Erstellt am 02. Februar 2016, 05:58

von Claudia Stöcklöcker

Im Suff völlig ausgerastet. Nach Bier, Vodka-Infusionen und Cola-Rum sah 26-Jähriger rot. Seine Freundin malträtierte er und attackierte einen Polizisten. Nun muss er drei Monate ins Gefängnis.

 |  NOEN, Erwin Wodicka - BilderBox.com (Erwin Wodicka - BilderBox.com)

"Wir haben Geburtstag gefeiert. Fünf Bier hab’ ich getrunken, mehrere Vodka-Infusionen, einige Cola-Rum. Ich weiß nur mehr, dass ich dann vor Polizisten am Boden gelegen bin“, sagt ein 26-jähriger Hainfelder vor Richterin Doris Wais-Pfeffer. Im Suff rastete er aus, schlug seine Freundin und attackierte einen Polizisten.

Im Prozess am Landesgericht St. Pölten will das Opfer nur unter Abwesenheit des Angeklagten aussagen. „Weil er sie wieder in Furcht und Unruhe versetzen würde“, so eine Rechtsanwältin. Der Angeklagte muss vor dem Gerichtssaal warten, während die 24-Jährige von Brutalem erzählt.

„Ich will ihn nie wieder sehen“

„Ich will ihn nie wieder sehen“, sagt die junge Frau. Streit habe es öfters gegeben und täglich habe der Angeklagte Alkohol getrunken. Völlig eskaliert sei dann die Situation im Dezember letzten Jahres.

„Zuerst war er ganz normal, dann ist er ausgetickt. Provokant ist er auf mich zu, hat Küchentisch und Sessel durch die Wohnung geschmissen“, erzählt das Opfer.

Und: „Er hat mich an den Haaren gepackt, mir mit flacher Hand einen Brusthammer gegeben. Ich bin gegen ein Kasterl gefallen, hab’ keine Luft mehr bekommen.
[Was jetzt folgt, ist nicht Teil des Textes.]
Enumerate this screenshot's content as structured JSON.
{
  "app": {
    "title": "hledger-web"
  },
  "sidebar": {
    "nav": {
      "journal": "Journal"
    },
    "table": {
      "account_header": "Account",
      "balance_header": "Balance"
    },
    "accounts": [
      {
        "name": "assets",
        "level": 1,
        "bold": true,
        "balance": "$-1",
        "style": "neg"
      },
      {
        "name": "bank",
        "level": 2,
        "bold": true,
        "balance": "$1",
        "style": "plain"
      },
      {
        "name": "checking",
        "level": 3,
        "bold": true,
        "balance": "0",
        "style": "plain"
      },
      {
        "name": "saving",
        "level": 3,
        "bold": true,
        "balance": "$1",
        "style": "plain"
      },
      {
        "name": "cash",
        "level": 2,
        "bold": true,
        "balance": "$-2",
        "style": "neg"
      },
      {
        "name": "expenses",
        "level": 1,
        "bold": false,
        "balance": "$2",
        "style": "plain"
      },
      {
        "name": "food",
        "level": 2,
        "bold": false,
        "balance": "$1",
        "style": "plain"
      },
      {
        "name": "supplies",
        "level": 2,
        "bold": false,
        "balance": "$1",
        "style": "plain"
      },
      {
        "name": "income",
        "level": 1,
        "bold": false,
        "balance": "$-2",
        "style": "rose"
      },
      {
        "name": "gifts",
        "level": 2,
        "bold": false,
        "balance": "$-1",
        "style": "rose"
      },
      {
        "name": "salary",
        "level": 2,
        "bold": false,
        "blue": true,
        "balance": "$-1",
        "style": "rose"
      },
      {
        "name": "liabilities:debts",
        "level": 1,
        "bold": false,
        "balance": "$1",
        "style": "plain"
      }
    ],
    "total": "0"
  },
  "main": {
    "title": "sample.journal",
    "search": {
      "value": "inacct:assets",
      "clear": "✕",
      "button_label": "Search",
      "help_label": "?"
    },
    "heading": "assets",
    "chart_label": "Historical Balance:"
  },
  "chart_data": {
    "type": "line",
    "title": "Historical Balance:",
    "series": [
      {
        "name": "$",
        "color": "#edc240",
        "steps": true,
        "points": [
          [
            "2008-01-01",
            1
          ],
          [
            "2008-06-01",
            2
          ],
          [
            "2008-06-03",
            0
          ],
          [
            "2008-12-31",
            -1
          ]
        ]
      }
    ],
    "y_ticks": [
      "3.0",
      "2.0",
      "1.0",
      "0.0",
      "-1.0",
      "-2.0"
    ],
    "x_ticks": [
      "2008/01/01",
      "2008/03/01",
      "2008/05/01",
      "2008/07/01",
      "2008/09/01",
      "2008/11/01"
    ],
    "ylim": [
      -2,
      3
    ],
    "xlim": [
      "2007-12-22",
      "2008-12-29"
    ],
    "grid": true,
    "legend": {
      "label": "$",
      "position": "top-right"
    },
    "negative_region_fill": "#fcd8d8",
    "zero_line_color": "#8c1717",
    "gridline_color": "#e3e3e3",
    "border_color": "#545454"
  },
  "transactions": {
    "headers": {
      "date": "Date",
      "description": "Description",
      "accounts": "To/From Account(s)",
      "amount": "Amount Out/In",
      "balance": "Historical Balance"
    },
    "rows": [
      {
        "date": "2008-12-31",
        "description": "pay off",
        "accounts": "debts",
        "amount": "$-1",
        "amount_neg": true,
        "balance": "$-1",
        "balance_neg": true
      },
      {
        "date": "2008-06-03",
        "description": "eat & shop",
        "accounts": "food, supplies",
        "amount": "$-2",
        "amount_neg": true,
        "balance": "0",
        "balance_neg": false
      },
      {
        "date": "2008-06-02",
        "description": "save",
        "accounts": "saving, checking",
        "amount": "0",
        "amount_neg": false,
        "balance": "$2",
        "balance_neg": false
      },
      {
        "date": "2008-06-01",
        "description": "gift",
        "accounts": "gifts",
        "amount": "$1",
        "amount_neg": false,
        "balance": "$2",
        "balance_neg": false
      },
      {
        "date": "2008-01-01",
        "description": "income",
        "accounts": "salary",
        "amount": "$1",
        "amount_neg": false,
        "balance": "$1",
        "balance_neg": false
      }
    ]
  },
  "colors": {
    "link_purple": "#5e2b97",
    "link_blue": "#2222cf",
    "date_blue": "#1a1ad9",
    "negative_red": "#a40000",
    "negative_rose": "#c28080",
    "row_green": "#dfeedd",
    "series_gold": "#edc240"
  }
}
Dann hat er mich an den Haaren gehalten und meinen Kopf mehrmals gegen das Kasterl geschlagen.“

"Es war chaotisch - er hat gewütet!"

Zeugin der Attacke wurde eine Nachbarin. Sie eilte zu Hilfe. „Ich hab’ in meiner Wohnung gerade das Bett zum Schlafen hergerichtet, da hat plötzlich mein Schrank vibriert. Ich bin einen Stock hinuntergelaufen. Die Wohnung war nicht versperrt, drinnen war alles chaotisch. Er hat gewütet. Ich hab’ versucht, ihn hinaus zu zerren. Nachdem er freiwillig gegangen ist, haben wir zugesperrt und die Polizei verständigt. Er hat gegen die Türe getreten, wir haben gedacht, jetzt fällt der Türstock raus“, so die Zeugin.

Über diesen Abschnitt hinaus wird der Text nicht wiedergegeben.